TE (pH 7.6) containing 0.2 mol/L NaCl

TE (pH 7.6) containing 0.3 mol/L NaCl

TE (pH 7.6) containing 0.6 mol/L NaCl

2. Nucleic acids and oligonucleotides

DNA samples should be dissolved in TE (pH 7.6).

3. Specialized equipment

Disposable cartridges or 2 ml syringes

Resin, pre-swollen DEAE-cellulose or DEAE-Sephacel

II. Methods

1. Suspend DEAE in 20 times the volume of TE (pH 7.6) containing 0.6 mol/L NaCl. After the resin settled, the supernatant was aspirated. The resin was gently resuspended by adding another 20 times the volume of TE (pH 7.6) containing 0.6 mol/L NaCl. After the resin resettles, aspirate most of the supernatant. The equilibrated resin can be stored at 4℃.

2. Take 0.6 ml (enough to bind 20 μg of DNA) of DEAE suspension and fill a small column or 2 ml syringe barrel.

3. Wash the column separately with the following solutions:

3 ml of TE (pH 7.6) in 0.6 mol/L NaCl, 3 ml of TE (pH 7.6), 3 ml of TE (pH 7.6) in 0.1 mol/L NaCl, 3 ml of TE (pH 7.6).

4. Mix DNA (dissolved in TE (pH 7.6)) with an equal volume of TE (pH 7.6) containing 0.2 mol/L NaCl, sample the mixture onto a chromatography column, collect the effluent and reload the column.

5. 1.5 ml of TE (pH 7.6) containing 0.3 mol/L NaCl was washed twice.

6. 0.5 ml of TE (pH 7.6) containing 0.6 mol/L NaCl was used to elute the DNA for 3 times.

7. Extract the eluate with phenol/chloroform once.

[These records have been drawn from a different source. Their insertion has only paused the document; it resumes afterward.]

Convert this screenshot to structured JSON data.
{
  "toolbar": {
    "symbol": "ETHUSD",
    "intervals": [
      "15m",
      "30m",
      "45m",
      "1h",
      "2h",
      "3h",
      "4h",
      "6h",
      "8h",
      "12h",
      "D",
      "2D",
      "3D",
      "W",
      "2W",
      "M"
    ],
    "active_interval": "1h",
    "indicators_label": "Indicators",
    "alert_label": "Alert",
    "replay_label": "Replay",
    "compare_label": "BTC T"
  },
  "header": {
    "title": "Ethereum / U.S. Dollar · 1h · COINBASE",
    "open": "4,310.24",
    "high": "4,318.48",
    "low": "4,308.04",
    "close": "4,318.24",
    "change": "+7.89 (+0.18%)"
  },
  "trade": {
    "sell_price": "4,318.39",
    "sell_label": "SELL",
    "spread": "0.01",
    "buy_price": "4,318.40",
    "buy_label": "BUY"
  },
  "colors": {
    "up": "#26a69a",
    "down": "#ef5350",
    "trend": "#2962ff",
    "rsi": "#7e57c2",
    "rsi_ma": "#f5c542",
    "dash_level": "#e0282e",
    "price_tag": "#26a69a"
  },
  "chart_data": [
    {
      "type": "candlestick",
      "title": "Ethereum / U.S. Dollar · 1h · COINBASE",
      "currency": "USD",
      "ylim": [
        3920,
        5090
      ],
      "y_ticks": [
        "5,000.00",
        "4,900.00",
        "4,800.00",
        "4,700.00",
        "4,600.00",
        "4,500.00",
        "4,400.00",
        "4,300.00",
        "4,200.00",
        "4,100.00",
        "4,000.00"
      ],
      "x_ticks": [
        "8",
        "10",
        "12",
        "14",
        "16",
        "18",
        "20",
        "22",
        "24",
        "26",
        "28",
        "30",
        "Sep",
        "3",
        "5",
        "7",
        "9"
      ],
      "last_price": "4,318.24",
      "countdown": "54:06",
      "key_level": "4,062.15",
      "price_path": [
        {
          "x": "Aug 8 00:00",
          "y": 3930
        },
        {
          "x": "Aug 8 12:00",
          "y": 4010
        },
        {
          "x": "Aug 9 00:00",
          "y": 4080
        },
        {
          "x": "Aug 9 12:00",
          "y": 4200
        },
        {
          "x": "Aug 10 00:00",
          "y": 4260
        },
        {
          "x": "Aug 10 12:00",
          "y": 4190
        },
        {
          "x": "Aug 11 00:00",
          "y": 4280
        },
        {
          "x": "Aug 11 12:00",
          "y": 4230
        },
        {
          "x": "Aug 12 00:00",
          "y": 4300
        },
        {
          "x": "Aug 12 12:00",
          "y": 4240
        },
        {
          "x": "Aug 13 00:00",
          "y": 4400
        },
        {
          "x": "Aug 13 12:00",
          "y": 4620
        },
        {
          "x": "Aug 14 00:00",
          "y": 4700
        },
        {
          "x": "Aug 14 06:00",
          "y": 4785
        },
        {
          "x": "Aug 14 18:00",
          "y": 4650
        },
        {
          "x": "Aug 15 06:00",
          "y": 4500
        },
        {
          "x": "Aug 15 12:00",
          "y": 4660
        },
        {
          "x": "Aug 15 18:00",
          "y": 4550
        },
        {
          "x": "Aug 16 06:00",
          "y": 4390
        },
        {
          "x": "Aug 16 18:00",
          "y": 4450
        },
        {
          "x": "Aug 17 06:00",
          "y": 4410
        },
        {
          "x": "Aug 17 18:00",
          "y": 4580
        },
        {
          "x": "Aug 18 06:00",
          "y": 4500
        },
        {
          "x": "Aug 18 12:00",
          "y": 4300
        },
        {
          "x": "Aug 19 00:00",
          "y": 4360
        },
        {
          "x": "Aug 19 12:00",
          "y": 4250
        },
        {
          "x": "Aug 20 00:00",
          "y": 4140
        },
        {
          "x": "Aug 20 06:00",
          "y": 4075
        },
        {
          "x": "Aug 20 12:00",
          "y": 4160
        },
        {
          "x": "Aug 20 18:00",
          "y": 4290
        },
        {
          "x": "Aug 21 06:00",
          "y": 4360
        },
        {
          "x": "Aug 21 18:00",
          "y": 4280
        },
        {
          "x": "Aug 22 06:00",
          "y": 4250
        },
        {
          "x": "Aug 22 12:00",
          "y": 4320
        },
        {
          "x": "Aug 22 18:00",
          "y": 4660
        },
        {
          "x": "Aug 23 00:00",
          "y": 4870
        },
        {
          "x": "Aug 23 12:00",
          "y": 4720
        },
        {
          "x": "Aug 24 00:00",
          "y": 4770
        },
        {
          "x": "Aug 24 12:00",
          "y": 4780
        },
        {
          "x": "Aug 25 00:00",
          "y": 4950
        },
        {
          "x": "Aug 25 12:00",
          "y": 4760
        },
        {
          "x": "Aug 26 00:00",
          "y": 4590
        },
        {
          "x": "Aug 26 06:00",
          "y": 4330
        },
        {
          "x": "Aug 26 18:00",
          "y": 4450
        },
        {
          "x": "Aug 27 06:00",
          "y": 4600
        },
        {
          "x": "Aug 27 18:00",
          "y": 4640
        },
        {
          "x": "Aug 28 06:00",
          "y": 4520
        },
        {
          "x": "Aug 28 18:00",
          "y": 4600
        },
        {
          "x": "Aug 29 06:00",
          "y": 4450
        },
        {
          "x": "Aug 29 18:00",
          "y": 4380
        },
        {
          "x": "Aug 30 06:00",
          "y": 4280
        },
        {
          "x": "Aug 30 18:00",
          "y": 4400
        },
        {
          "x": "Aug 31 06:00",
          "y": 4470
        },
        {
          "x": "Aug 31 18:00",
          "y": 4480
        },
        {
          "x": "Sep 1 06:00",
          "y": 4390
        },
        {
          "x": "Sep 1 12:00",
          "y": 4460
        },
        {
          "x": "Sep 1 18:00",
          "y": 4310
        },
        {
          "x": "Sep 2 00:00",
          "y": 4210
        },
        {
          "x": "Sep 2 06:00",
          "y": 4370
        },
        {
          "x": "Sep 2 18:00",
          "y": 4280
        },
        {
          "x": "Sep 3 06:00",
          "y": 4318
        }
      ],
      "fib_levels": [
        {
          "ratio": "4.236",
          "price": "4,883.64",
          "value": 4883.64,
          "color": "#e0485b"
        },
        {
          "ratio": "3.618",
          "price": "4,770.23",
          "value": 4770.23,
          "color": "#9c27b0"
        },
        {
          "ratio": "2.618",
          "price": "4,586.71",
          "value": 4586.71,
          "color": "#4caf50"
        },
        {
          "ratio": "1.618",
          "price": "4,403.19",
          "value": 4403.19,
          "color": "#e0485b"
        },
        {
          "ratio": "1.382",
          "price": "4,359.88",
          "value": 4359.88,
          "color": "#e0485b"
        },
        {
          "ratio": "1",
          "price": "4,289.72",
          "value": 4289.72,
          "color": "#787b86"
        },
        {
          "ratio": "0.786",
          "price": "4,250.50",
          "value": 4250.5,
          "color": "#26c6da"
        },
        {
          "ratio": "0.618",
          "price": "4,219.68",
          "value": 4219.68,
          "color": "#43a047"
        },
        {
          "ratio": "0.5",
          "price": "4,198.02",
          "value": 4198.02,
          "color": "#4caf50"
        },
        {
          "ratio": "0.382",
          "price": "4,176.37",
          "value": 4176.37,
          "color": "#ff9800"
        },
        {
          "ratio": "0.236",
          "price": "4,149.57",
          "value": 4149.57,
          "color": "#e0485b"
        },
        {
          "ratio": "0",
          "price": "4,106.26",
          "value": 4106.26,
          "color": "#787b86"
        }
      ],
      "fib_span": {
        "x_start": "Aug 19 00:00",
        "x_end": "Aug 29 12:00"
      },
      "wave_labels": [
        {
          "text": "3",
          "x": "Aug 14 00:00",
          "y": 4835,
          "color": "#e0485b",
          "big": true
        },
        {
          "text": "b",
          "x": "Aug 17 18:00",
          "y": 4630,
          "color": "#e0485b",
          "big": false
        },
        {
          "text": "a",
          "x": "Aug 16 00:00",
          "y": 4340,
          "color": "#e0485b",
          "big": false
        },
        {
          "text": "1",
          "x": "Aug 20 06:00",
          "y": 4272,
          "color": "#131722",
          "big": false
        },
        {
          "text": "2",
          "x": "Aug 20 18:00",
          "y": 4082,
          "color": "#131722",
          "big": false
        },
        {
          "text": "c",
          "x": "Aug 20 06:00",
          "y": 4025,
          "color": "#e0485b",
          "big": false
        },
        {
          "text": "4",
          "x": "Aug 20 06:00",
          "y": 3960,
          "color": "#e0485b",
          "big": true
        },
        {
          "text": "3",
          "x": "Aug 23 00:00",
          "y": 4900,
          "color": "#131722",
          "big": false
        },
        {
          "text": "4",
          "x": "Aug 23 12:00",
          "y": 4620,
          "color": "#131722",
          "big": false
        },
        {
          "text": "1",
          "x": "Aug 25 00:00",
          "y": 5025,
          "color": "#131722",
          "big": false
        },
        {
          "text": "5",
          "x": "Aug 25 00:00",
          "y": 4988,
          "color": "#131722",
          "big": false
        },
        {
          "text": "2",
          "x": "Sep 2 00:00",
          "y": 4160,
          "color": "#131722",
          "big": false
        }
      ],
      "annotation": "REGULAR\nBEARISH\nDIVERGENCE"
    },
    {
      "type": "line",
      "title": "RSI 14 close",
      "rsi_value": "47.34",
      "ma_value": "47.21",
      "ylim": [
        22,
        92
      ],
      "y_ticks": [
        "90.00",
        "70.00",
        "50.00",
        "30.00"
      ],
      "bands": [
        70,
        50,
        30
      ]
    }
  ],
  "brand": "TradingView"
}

8. Dispense an equal volume of water into two microcentrifuge tubes, add an equal volume of isopropanol to each tube, leave at room temperature for 15 min, and then centrifuge at 4℃ for 10 min at maximum speed to recover DNA.

9. Wash the precipitate carefully with 70% ethanol, open the mouth of the centrifuge tubes, and place them on a bench for a few minutes to allow the ethanol to evaporate. The DNA was then redissolved in a small volume (3~5 μl) of TE (pH 7.6).

10. Characterize and quantify the DNA fragments by polyacrylamide gel and agarose gel electrophoresis.

(1) Mix a small amount (estimated to contain 20 ng) of finalized DNA fragments with 10 μl of TE (pH 8.0) and add 2 μl of the desired gel loading buffer.

(2) Add samples and perform electrophoresis on polyacrylamide and agarose gels at appropriate concentrations, using a known amount of the original DNA digested with an appropriate restriction enzyme as a standard reference. Isolated DNA fragments should migrate synchronously with the correct fragments in the restriction enzyme digest.

(3) Carefully examine the gel for the presence of a weak fluorescent band. The presence of a weak fluorescent band indicates DNA contamination. The amount of DNA in the final product can often be estimated from the relative fluorescence intensity of the isolated fragments to a standard reference.

In rare cases, the recovered DNA will need to be further purified. This is best accomplished by reusing DEAE-Sephacel chromatography or by using specific resins from different manufacturers. Many of the resins are pre-formed into small columns suitable for microcentrifugation to purify small amounts of DNA, and are more suitable for purifying linear DNA molecules than cyclic plasmid DNA.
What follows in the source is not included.